Wie ein Schlachtengemälde

Das erinnert an Schlachtengemälde wie Albrecht Altdorfers „Alexanderschlacht“ aus dem Jahr 1529, freilich ohne den endzeitlich dräuenden Wolkenhimmel. Und mehr noch an die ganz diesseitigen und großformatigen Bildmontagen des Düsseldorfer Fotografen Andreas Gursky; von Tanzenden auf der Dortmunder „Mayday“, Besuchern eines Tote-Hosen-Konzerts oder buntgewandeten Händlern an der Chicagoer Börse.

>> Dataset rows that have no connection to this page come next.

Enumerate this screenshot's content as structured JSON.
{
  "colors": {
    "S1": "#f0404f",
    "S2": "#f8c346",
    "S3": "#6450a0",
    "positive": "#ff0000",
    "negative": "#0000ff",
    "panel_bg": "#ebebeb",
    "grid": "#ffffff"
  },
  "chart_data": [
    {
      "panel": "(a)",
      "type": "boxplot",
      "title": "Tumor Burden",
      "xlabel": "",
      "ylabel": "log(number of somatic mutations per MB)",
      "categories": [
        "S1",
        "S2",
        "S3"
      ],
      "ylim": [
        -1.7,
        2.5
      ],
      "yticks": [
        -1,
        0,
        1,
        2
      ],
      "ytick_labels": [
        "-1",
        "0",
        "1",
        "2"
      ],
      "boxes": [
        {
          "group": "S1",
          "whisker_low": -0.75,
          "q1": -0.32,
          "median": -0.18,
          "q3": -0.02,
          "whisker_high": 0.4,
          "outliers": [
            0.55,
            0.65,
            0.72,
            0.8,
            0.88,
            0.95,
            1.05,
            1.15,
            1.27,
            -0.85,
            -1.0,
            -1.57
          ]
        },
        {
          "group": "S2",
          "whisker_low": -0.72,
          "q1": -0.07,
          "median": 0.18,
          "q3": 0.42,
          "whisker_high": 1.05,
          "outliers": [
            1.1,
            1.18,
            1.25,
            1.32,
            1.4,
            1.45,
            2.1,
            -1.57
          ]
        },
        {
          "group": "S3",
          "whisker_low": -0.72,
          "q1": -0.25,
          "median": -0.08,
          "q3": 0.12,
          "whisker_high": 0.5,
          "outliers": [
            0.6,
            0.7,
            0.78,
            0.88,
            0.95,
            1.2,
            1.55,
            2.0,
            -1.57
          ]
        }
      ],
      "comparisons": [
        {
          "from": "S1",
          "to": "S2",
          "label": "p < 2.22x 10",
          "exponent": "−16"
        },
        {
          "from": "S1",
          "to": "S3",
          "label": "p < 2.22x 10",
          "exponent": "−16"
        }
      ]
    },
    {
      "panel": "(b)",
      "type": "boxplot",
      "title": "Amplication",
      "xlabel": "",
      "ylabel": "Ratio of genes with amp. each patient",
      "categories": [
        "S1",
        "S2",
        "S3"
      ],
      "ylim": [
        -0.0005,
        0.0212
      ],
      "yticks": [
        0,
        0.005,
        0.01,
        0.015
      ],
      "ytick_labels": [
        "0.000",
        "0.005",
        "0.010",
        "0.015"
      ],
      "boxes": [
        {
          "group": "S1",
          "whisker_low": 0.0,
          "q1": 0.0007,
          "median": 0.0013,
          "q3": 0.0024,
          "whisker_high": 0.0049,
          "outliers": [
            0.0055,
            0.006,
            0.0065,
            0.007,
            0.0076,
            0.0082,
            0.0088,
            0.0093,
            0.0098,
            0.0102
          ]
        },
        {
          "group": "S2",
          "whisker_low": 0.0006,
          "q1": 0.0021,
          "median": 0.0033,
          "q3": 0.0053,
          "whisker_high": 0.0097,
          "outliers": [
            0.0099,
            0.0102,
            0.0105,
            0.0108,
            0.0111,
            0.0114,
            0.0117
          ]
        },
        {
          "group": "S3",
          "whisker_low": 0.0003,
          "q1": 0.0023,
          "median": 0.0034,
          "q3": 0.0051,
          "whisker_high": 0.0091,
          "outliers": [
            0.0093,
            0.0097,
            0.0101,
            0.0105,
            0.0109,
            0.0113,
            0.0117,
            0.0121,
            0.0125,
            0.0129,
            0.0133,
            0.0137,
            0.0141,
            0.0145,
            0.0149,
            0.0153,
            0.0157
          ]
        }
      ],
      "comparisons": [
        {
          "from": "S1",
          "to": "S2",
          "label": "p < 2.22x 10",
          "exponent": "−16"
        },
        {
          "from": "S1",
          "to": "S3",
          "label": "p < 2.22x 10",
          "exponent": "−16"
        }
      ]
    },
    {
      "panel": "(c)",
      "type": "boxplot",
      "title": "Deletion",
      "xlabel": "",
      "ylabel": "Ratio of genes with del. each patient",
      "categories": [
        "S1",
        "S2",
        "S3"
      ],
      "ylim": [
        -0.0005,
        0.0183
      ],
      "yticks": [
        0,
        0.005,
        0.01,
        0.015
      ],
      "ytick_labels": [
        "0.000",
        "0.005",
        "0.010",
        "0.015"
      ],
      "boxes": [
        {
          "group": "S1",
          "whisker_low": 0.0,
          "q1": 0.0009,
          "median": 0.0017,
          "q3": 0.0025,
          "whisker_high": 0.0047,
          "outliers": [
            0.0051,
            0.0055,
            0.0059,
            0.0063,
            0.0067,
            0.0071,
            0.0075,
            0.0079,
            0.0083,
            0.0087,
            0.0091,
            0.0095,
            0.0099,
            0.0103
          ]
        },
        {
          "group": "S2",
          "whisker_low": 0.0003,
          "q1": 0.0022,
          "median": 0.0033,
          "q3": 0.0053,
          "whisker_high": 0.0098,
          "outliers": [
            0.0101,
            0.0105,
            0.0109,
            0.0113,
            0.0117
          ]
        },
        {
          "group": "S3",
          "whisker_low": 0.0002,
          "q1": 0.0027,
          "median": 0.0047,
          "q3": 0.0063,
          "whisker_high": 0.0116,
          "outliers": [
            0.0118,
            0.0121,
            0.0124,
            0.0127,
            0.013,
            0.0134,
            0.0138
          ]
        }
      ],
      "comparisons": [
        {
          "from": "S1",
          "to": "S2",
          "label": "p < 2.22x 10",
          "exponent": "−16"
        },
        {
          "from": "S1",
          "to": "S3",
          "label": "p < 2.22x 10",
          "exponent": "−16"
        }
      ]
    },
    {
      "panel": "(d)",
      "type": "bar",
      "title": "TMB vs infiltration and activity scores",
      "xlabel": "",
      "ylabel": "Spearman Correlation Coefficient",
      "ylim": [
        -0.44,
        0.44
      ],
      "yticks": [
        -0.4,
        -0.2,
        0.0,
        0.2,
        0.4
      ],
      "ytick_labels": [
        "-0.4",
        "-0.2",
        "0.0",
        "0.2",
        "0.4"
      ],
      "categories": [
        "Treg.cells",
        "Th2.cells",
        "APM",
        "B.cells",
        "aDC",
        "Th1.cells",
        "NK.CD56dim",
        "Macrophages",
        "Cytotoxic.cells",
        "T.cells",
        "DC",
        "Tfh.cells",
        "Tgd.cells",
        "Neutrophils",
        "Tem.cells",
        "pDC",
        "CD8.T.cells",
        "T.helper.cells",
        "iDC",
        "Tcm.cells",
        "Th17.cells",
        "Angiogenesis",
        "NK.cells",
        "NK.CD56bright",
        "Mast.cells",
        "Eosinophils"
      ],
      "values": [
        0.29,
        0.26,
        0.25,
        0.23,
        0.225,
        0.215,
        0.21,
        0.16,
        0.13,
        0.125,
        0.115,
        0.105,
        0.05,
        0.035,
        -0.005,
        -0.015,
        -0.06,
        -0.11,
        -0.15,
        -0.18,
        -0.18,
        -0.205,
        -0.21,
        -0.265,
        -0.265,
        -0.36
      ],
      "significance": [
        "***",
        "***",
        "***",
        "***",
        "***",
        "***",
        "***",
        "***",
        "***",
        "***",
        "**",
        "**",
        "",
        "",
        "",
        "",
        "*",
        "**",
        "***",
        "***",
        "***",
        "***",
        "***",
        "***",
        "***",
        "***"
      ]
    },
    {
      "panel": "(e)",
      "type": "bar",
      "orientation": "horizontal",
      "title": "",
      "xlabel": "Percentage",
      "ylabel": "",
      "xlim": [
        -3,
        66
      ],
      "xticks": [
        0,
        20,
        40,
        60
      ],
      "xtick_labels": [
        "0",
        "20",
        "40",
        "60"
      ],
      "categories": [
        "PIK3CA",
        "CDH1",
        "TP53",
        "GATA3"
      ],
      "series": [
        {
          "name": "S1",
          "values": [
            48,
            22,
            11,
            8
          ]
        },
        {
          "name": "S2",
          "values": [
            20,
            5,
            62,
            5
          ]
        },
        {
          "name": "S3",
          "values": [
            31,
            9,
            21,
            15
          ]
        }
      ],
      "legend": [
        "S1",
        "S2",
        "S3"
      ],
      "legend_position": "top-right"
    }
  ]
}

Selbstredend denkt man auch an Siegfried Kracauers Essay vom „Ornament der Masse“: Das Ornament bringt die Masse gedankenlos zustande, in der Draufsicht erscheint es aber als rational zu beschreibende geometrische Form. So geben die Massen, schrieb Kracauer 1927, das Prinzip des kapitalistischen Produktionsprozesses, die Berechenbarkeit des Menschen, wieder: „Der Mensch als Massenteilchen allein kann reibungslos an Tabellen emporklettern und Maschinen bedienen.“

100 Jahre später setzt zwar kaum noch jemand seine Körperkraft an unwuchtigen Maschinen ein, dafür ist die Freizeit längst zum Teil der Arbeit geworden. Die Wasserparty von Wuhan zeigt den Sieg eines autokratischen, kühl und rational berechnenden Systems über die krankheitsanfälligen Körper seiner Bürger.